Henri Yandell updated COLLECTIONS-328:
--------------------------------------

    Fix Version/s: 3.3

> ListUtils.intersect is slow
> ---------------------------
>
>                 Key: COLLECTIONS-328
>                 URL: https://issues.apache.org/jira/browse/COLLECTIONS-328
>             Project: Commons Collections
>          Issue Type: Improvement
>            Reporter: Jilles van Gurp
>             Fix For: 3.3
>
>
> ListUtils.intersect is quite slow and can be improved by using a HashSet for the contains operation which cuts the complexity from n^2 to n.

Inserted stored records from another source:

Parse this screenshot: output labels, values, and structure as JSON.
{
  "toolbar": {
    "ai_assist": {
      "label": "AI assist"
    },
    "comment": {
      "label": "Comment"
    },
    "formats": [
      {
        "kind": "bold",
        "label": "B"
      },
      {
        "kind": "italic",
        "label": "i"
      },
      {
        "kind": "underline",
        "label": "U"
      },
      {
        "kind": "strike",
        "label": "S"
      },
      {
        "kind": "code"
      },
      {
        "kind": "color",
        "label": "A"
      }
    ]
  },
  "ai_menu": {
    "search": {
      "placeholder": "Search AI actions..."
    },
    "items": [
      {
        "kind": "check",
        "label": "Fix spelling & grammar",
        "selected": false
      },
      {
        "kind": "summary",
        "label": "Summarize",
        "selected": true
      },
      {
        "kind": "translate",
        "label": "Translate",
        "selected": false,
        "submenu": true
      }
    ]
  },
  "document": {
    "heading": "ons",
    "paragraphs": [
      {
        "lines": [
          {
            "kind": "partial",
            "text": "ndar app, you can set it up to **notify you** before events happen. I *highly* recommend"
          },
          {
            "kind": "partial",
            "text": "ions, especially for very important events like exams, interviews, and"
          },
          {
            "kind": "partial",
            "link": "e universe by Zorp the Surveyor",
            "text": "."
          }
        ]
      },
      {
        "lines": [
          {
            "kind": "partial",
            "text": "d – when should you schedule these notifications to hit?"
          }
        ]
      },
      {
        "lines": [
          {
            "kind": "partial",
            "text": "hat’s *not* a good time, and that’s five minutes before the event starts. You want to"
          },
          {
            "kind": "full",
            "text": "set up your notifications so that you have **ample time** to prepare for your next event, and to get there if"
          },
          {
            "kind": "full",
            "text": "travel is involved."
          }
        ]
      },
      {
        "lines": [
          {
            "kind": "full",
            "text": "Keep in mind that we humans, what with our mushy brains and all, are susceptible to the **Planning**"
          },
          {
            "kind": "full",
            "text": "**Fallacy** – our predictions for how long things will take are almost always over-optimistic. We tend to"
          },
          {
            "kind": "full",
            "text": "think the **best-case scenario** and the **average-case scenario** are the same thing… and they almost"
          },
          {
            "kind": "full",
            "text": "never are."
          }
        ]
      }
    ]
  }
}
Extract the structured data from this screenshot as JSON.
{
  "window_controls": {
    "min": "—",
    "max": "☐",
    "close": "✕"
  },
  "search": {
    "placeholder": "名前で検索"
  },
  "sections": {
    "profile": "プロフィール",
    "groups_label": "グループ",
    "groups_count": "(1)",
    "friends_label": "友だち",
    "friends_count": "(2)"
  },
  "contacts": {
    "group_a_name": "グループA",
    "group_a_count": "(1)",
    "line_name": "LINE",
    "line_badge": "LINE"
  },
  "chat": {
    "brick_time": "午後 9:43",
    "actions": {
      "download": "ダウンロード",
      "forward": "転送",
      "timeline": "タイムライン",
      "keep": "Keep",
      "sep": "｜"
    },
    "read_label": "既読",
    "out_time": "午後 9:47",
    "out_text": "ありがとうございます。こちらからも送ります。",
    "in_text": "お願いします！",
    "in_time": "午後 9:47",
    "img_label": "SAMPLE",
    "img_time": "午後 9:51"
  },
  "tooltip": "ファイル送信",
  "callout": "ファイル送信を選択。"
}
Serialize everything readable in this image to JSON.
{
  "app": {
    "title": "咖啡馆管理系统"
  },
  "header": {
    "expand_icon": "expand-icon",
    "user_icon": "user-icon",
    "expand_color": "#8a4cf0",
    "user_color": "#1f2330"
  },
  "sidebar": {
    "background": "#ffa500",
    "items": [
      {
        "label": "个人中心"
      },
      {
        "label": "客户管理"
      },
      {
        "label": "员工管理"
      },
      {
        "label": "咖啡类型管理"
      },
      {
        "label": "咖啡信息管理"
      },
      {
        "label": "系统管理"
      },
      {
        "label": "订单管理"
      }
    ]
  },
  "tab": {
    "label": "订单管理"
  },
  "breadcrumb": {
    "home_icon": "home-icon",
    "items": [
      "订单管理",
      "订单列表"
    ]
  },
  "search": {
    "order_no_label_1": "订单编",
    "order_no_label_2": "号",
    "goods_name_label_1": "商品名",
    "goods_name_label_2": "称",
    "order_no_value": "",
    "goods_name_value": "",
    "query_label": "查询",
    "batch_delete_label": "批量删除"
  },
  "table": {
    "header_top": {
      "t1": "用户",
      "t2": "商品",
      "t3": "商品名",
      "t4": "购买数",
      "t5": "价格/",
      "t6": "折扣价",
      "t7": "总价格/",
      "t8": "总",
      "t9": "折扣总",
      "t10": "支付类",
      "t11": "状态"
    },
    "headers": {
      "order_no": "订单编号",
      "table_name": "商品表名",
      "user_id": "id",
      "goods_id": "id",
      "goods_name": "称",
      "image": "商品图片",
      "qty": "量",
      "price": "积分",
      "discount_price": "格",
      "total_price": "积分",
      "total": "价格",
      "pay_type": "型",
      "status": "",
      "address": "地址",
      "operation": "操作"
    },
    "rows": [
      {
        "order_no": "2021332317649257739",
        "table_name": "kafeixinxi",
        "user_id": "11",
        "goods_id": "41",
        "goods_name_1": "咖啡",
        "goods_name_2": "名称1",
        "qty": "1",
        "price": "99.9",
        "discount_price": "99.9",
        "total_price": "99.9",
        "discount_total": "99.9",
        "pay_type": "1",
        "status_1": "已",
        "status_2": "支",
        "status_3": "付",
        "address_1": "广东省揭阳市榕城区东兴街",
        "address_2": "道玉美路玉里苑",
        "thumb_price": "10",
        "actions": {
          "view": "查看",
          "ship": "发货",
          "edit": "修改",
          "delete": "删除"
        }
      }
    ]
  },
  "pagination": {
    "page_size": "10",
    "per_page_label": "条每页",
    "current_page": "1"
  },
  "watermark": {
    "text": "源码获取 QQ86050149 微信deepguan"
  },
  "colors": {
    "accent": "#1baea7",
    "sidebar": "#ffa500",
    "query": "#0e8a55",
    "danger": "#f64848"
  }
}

I ran into this by intersecting two lists with a few hundred thousand elements.
> current:
> public static List intersection(final List list1, final List list2) {
>         final ArrayList result = new ArrayList();
>         final Iterator iterator = list2.iterator();
>         while (iterator.hasNext()) {
>             final Object o = iterator.next();
>             if (list1.contains(o)) {
>                 result.add(o);
>             }
>         }
>         return result;
> Basically would work by inserting list1 into a HashSet like this:
> Set objs = new HashSet();
> objs.addAll(list1);
> and then instead of list1.contains do a objs.contains
> Further performance can be gained by picking the smallest list for this with a simple size comparison.
> BTW what is this method supposed to do with duplicate entries in lists? Semantics are not really clear here as opposed to set intersection.